# Tutorial from: Web Scraping in Python with Beautiful Soup and Requests
# by Jan Kirenz
# https://www.kirenz.com/post/2022-05-02-web-scraping-in-python-with-beautiful-soup-requests-and-pandas/

## Call our Packages pandas, requests, and BeautifulSoup.  Load up our test url and get the results.

In [None]:
import pandas as pd

import requests
from bs4 import BeautifulSoup

url = 'http://quotes.toscrape.com/'

html = requests.get(url)

html

## How do we read the information we've scrapped?

In [None]:
soup = BeautifulSoup(html.text, 'html.parser')
print(soup.prettify())

### The title of the page may have data that we want to store.  How do we get this? 

In [None]:
soup.title

In [None]:
soup.title.name

In [None]:
soup.title.string

### We can also get the first link on the page by using the .a attribute

In [None]:
soup.a

### Now try the first text element in the code

In [None]:
soup.span.text

### The quotes appear to be divided by div tags titled by class type 'quote'

In [None]:
quotes = soup.find_all('div', {'class': 'quote'})

quotes

### Let's make the retrieval more legible 

In [None]:
quotes = soup.find_all('div', {'class': 'quote'})

for i in quotes:
    print((i.find('span', {'class':'text'})).text)

### Let's look for the authors

In [None]:
for i in soup.findAll("div",{"class": "quote"}):
    print((i.find("small", {"class": "author"})).text)

### Now the additional meta data on the page

In [None]:
for i in soup.findAll("div",{"class": "tags"}):
    print((i.find("meta"))['content'])

### All of this is great but how do we put this in a table?

In [None]:
# store root url without page number
root = 'http://quotes.toscrape.com/page/'

# create empty arrays
quotes = []
authors = []
tags = []

# loop over page 1 to 10
for pages in range(1,10): 
        
        html = requests.get(root + str(pages))
        
        soup = BeautifulSoup(html.text)    
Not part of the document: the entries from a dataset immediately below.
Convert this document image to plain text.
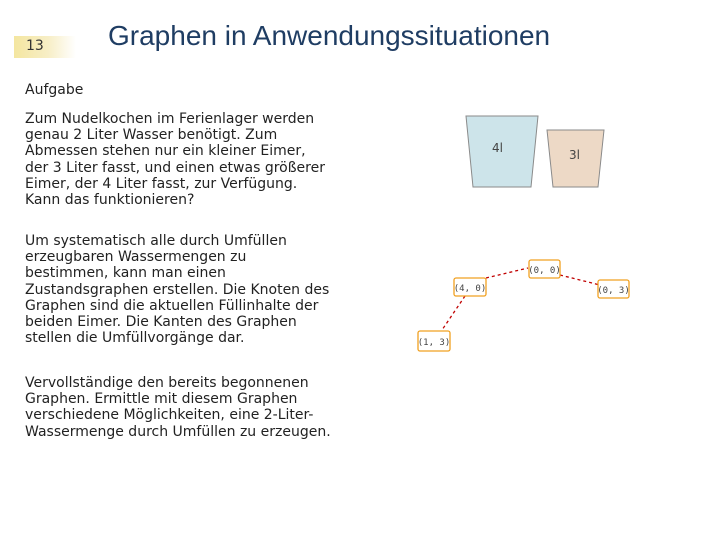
13 Graphen in Anwendungssituationen
Aufgabe
Zum Nudelkochen im Ferienlager werden
genau 2 Liter Wasser benötigt. Zum
Abmessen stehen nur ein kleiner Eimer,
der 3 Liter fasst, und einen etwas größerer
Eimer, der 4 Liter fasst, zur Verfügung.
Kann das funktionieren?
Um systematisch alle durch Umfüllen
erzeugbaren Wassermengen zu
bestimmen, kann man einen
Zustandsgraphen erstellen. Die Knoten des
Graphen sind die aktuellen Füllinhalte der
beiden Eimer. Die Kanten des Graphen
stellen die Umfüllvorgänge dar.
Vervollständige den bereits begonnenen
Graphen. Ermittle mit diesem Graphen
verschiedene Möglichkeiten, eine 2-Liter-
Wassermenge durch Umfüllen zu erzeugen.
4l	3l
(0, 0)
(4, 0)	(0, 3)
(1, 3)
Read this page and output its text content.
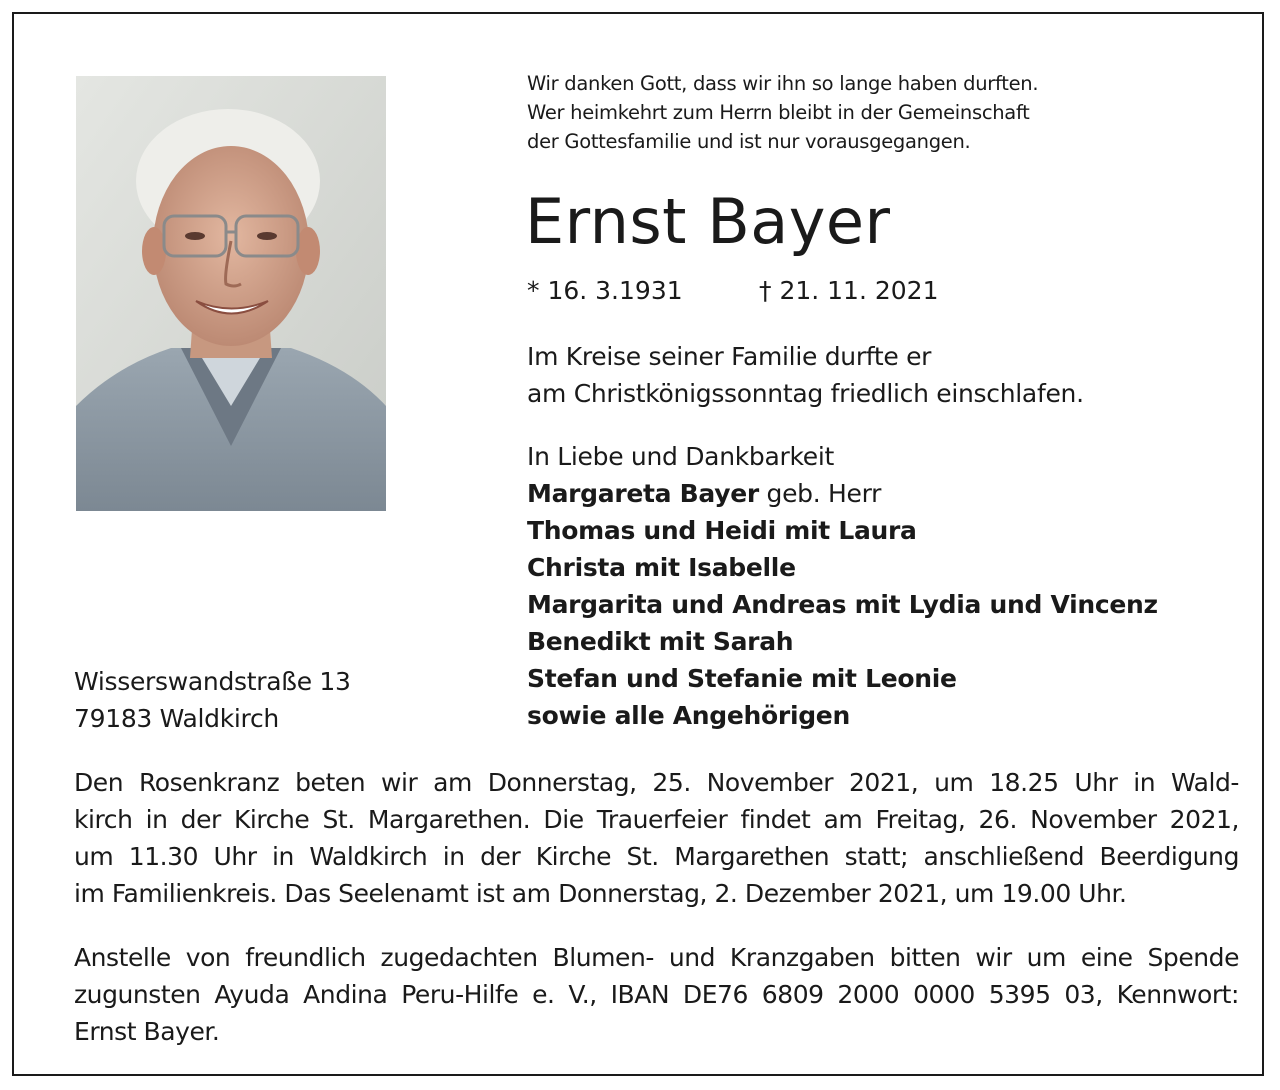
Wir danken Gott, dass wir ihn so lange haben durften.
Wer heimkehrt zum Herrn bleibt in der Gemeinschaft
der Gottesfamilie und ist nur vorausgegangen.
Ernst Bayer
* 16. 3.1931	† 21. 11. 2021
Im Kreise seiner Familie durfte er
am Christkönigssonntag friedlich einschlafen.
In Liebe und Dankbarkeit
Margareta Bayer geb. Herr
Thomas und Heidi mit Laura
Christa mit Isabelle
Margarita und Andreas mit Lydia und Vincenz
Benedikt mit Sarah
Stefan und Stefanie mit Leonie
sowie alle Angehörigen
Wisserswandstraße 13
79183 Waldkirch
Den Rosenkranz beten wir am Donnerstag, 25. November 2021, um 18.25 Uhr in Wald-
kirch in der Kirche St. Margarethen. Die Trauerfeier findet am Freitag, 26. November 2021,
um 11.30 Uhr in Waldkirch in der Kirche St. Margarethen statt; anschließend Beerdigung
im Familienkreis. Das Seelenamt ist am Donnerstag, 2. Dezember 2021, um 19.00 Uhr.
Anstelle von freundlich zugedachten Blumen- und Kranzgaben bitten wir um eine Spende
zugunsten Ayuda Andina Peru-Hilfe e. V., IBAN DE76 6809 2000 0000 5395 03, Kennwort:
Ernst Bayer.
        for i in soup.findAll("div",{"class":"quote"}):
                 quotes.append((i.find("span",{"class":"text"})).text)  
   
        for j in soup.findAll("div",{"class":"quote"}):
                 authors.append((j.find("small",{"class":"author"})).text)    
        
        for k in soup.findAll("div",{"class":"tags"}):
                 tags.append((k.find("meta"))['content'])

df = pd.DataFrame(
    {'Quotes':quotes,
     'Authors':authors,
     'Tags':tags
    })

### Print our Dataframe

In [None]:
df

In [None]:
AuthorQuotes = spark.createDataFrame(df)

In [None]:
AuthorQuotes.write.format("Delta").save("Tables/AuthorQuotes")